Kingsley suspects most developers will be taking a portfolio approach instead of putting all their eggs in the VR basket. Rebellion is doing the same with Battlezone; it will debut exclusively on the PlayStation VR at that headset's launch, with a port for the Rift and even non-VR versions following in due course.
"I'm comfortable that VR will be successful, but I don't think standard screen games are going to go away. One's not going to replace the other; VR is just going to expand what we can do."
While Kingsley is confident VR will establish itself in the market, it's unclear just how much VR the market could support. Even the traditional console market seems to waver between two and three systems at a given time, and it's unclear if there's room for Sony, Oculus, and HTC/Valve (not to mention the assortment of other VR makers) to peacefully coexist in the long run.
"[I]t's one of the strongest pieces of hardware for retail that's been out in a few years. You just need to wear the damn thing to see."
"VR is bigger than just one manufacturer," Kingsley said. "I think we're in one of those situations where none of the hardware manufacturers are competing with each other yet. They're actually competing to get an audience, so we're kind of in a land grab, if you like, at the moment. They're almost complementing each other.

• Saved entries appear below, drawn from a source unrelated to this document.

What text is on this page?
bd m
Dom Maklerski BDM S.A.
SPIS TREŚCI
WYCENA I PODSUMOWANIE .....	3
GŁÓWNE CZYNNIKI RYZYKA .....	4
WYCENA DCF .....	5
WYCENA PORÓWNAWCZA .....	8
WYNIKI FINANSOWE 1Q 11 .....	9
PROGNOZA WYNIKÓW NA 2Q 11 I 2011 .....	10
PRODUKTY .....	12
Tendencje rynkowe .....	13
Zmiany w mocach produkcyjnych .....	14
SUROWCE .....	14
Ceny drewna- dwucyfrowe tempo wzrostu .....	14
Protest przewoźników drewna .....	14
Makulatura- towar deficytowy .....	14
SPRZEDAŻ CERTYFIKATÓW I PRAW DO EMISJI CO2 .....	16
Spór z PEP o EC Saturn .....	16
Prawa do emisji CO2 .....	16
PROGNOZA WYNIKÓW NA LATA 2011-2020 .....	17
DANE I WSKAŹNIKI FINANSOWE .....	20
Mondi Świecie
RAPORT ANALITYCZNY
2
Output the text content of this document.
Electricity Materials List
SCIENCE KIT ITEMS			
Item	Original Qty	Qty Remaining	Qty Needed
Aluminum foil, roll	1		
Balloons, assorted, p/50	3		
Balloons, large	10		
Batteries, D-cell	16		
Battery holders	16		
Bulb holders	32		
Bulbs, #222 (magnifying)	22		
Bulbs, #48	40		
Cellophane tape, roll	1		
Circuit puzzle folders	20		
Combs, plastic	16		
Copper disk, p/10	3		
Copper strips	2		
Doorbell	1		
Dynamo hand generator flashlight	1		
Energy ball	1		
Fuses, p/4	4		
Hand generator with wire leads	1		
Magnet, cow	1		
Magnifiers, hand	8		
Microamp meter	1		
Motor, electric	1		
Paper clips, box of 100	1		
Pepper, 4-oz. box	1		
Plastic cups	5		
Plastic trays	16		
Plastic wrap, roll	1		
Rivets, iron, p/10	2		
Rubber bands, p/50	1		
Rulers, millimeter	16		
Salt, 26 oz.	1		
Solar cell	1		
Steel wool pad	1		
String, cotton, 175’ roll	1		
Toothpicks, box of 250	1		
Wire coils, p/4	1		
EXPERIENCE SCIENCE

All their marketing is going into promoting VR as a viable thing."
Kingsley also dismissed the suggestion that VR could have trouble finding shelf space, with retailers turned off by expensive and low-margin hardware from a multitude of manufacturers with no cross-compatibility and spotty initial software support. To the contrary, he expected retailers to be eager to add VR to their catalogs.
"I think people will be fascinated by having a look at VR. I think it will drive footfall into retail," Kingsley said. "And they may just have a look at it and say, 'It's not for me yet but it sounds really exciting, and while I'm here I'll just buy some other bits and bobs from your shop.' I can see that happening. I actually think it will be a really strong driver of footfall in retail because you physically need to wear the thing to try it. I think it's one of the strongest pieces of hardware for retail that's been out in a few years. You just need to wear the damn thing to see."